Published: Jan 30 2019
Keeping a taut ship is a critical part of ensuring passenger, crew, and vessel safety while underway. This includes efficiently stowing lines. Line stowage is important on any type of vessel, but especially so on sailboats, simply because so many lines are used to operate the boat.
A rat’s nest of lines on a deck is an open invitation to trip-and-fall injuries, or worse, a Man Overboard. These situations can be easily avoided by ensuring that crew members know how to coil and stow lines. This article presents tips for coiling and stowing lines on both sail and powerboats.
Some words about rope and line: the word rope refers to manufactured material; once it is sized, spliced, or simply used onboard a vessel, it becomes line. Most line used on vessels is right-laid; the lay is determined by the direction of the twists as they progress away from an observer. On sailboats, some lines have other names; for example, those controlling sails are typically called sheets, and the line used to hoist a mainsail is the halyard. Understanding some terms relating to coiling lines might be a good place to start.
Coiling a line is a basic function and easy to learn. Start by holding a line end in one hand; form the line into about a two- or three-foot oval as it is brought to the other hand, and hold the collected line underhand. When about two or three feet remain to be coiled, make three turns around the upper part of the coil, wrapping counter-clockwise. Make a loop in the last 18 inches of line, and tuck it through the top of the coil above the three turns.
Gently pull the loose end to snug the loop against the wraps. The wrapped coil can be stowed and hung using the loose end at the top of coil. The free end of line should hang slightly longer than the coil so it can be located quickly.
To coil line with an eye, shackle, or heaving line monkey fist at one end, start the coil with the eye, shackle, or monkey fist hanging below the hand and form the coils as above.

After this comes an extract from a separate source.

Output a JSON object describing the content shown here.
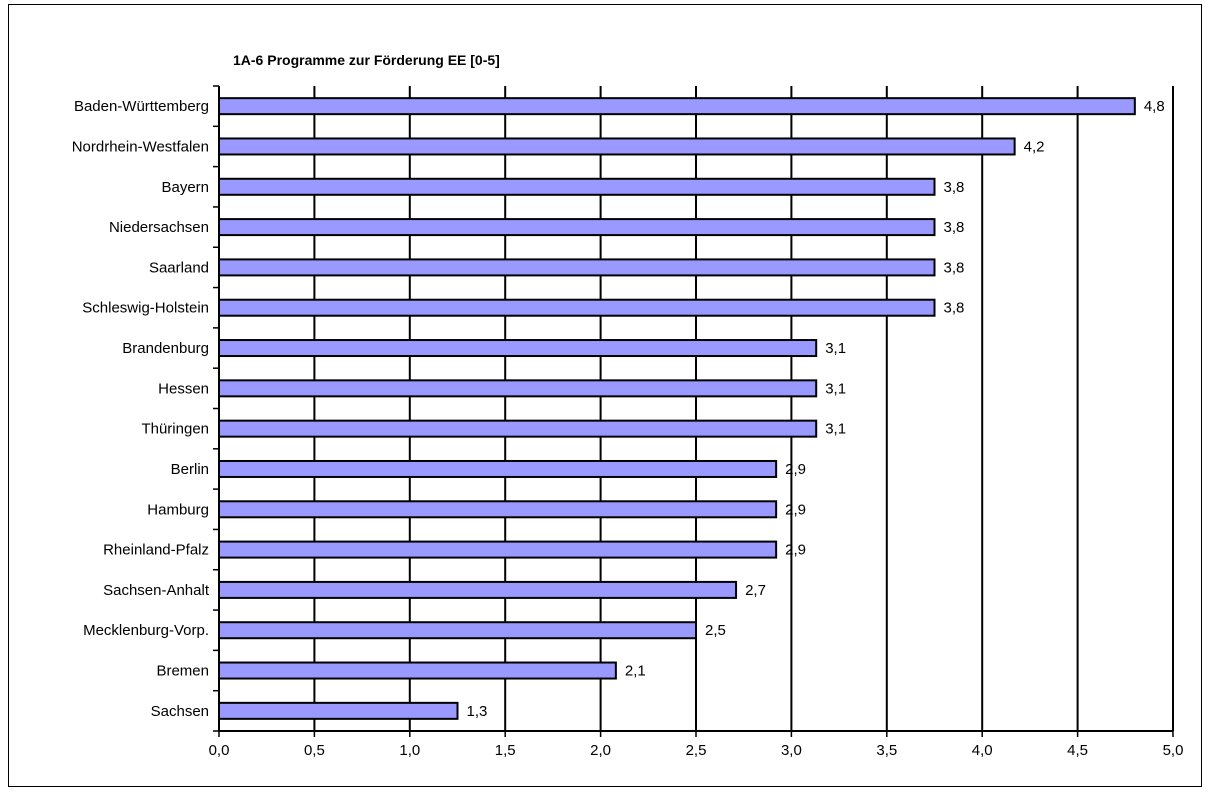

Stowing lines adjacent to where they are usually set saves loads of time and stress. Some boaters use line holders, simple one- or two-inch wide plastic or canvas straps with a turnbuckle-like closure attached to the inside of the hull near bow, stern, or amidships cleats. To stow the line, it is coiled and fitted into the middle of the strap; the open end of the strap is secured around the line and attached to the hull with the closure. The straps are an inexpensive and easy way to ensure that the right lines are always available at docking points.
Many boaters combine time-tested techniques, personal preference, and creativity to identify and stow lines aboard a boat. Some suggestions are mentioned below.
Coiling line, just like line handling, is an acquired skill. A well-coiled line, conveniently stowed and available in a hurry, can help avoid inconvenience, injury, and vessel damage.